Clamp meter adalah meteran yang digunakan untuk mengukur besarnya arus dalam saluran listrik yang sedang berjalan, dan dapat mengukur arus tanpa gangguan. Ini adalah instrumen listrik yang dirancang khusus untuk mengukur arus tinggi AC.


Clamp ammeter juga disebut clamp meter, dan Taiwan lebih disebut hook meter.


Clamp-on ammeter adalah alat uji yang nyaman (juga dikenal sebagai pengukuran non-destruktif) untuk mendeteksi arus tanpa memutus sirkuit dengan menjepit kabel.


Multimeter penunjuk analog dan multimeter digital memotong sirkuit untuk mendeteksi arus, sedangkan ammeter tipe penjepit hanya dijepit pada kulit luar kabel berenergi untuk mendeteksi arus. Pengoperasiannya sederhana, dan dapat dengan aman mendeteksi arus besar tanpa langsung menghubungkan sirkuit.

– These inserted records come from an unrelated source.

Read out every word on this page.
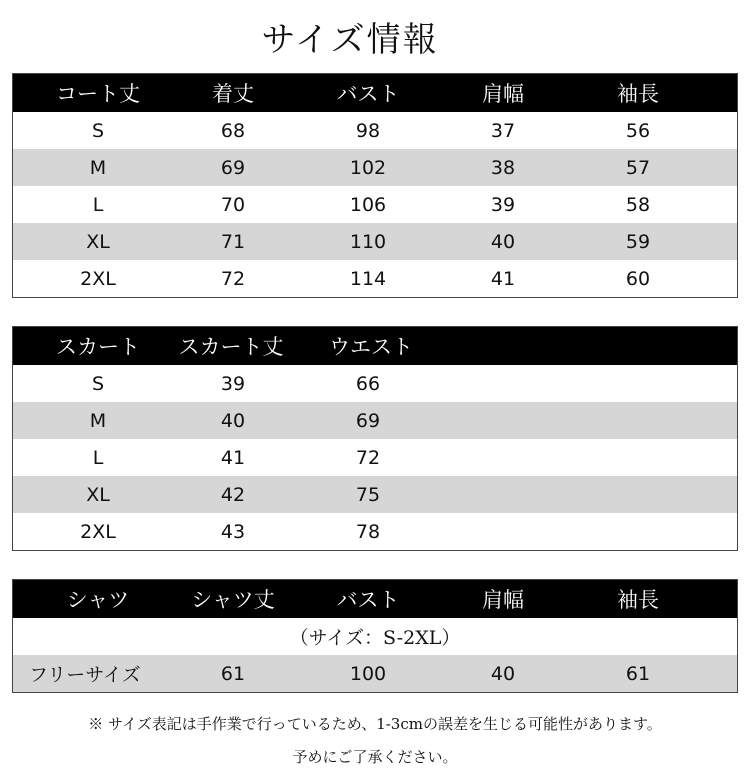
サイズ情報
コート丈	着丈	バスト	肩幅	袖長
S	68	98	37	56
M	69	102	38	57
L	70	106	39	58
XL	71	110	40	59
2XL	72	114	41	60
スカート	スカート丈	ウエスト
S	39	66
M	40	69
L	41	72
XL	42	75
2XL	43	78
シャツ	シャツ丈	バスト	肩幅	袖長
（サイズ：S-2XL）
フリーサイズ	61	100	40	61
※ サイズ表記は手作業で行っているため、1-3cmの誤差を生じる可能性があります。
予めにご了承ください。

Meter penjepit, multimeter, dan meter resistansi isolasi semuanya memiliki penunjuk analog dan digital.


Jangkauan deteksi standar: AC dan DC sekitar 2A hingga 200A atau 400A, dan ada produk yang dapat mendeteksi arus tinggi 2000A;


Ada juga produk pendeteksi kebocoran yang dapat mendeteksi arus kecil beberapa mA, dan produk yang dapat mendeteksi RMS sejati (True RMS) gelombang non-sinus selain gelombang sinus seperti catu daya trafo dan catu daya switching.


Pentingnya Clamp Meter

1: Deteksi objek


Menurut objek deteksi yang berbeda, arus AC, arus DC, atau arus bocor untuk memilih model;


2: Ukuran konduktor terbesar yang dapat dideteksi


Dengan situs pengujian, ada spesifikasi yang berbeda dari diameter 21mm hingga diameter 53mm.


3: Apakah perlu untuk mendeteksi nilai sebenarnya?


Ammeter penjepit yang menggunakan metode nilai rata-rata tidak dapat mendeteksi dengan benar sirkuit non-sinusoidal seperti motor dan sirkuit transformator. Untuk mendeteksi sirkuit seperti itu, ammeter penjepit RMS yang sebenarnya harus digunakan.


4: Fungsi lainnya


Tidak hanya dapat mendeteksi arus, tetapi juga fungsi deteksi dan keluaran perekaman dalam satu model.


Klasifikasi meteran klem

Menurut struktur dan penggunaannya, dibagi menjadi jenis transformator dan sistem elektromagnetik.


Yang umum digunakan adalah ammeter penjepit tipe transformator, yang terdiri dari transformator arus dan instrumen sistem penyearah. Itu hanya dapat mengukur arus AC. Defleksi bagian bergerak dari instrumen elektromagnetik tidak ada hubungannya dengan polaritas arus, sehingga dapat digunakan untuk AC dan DC.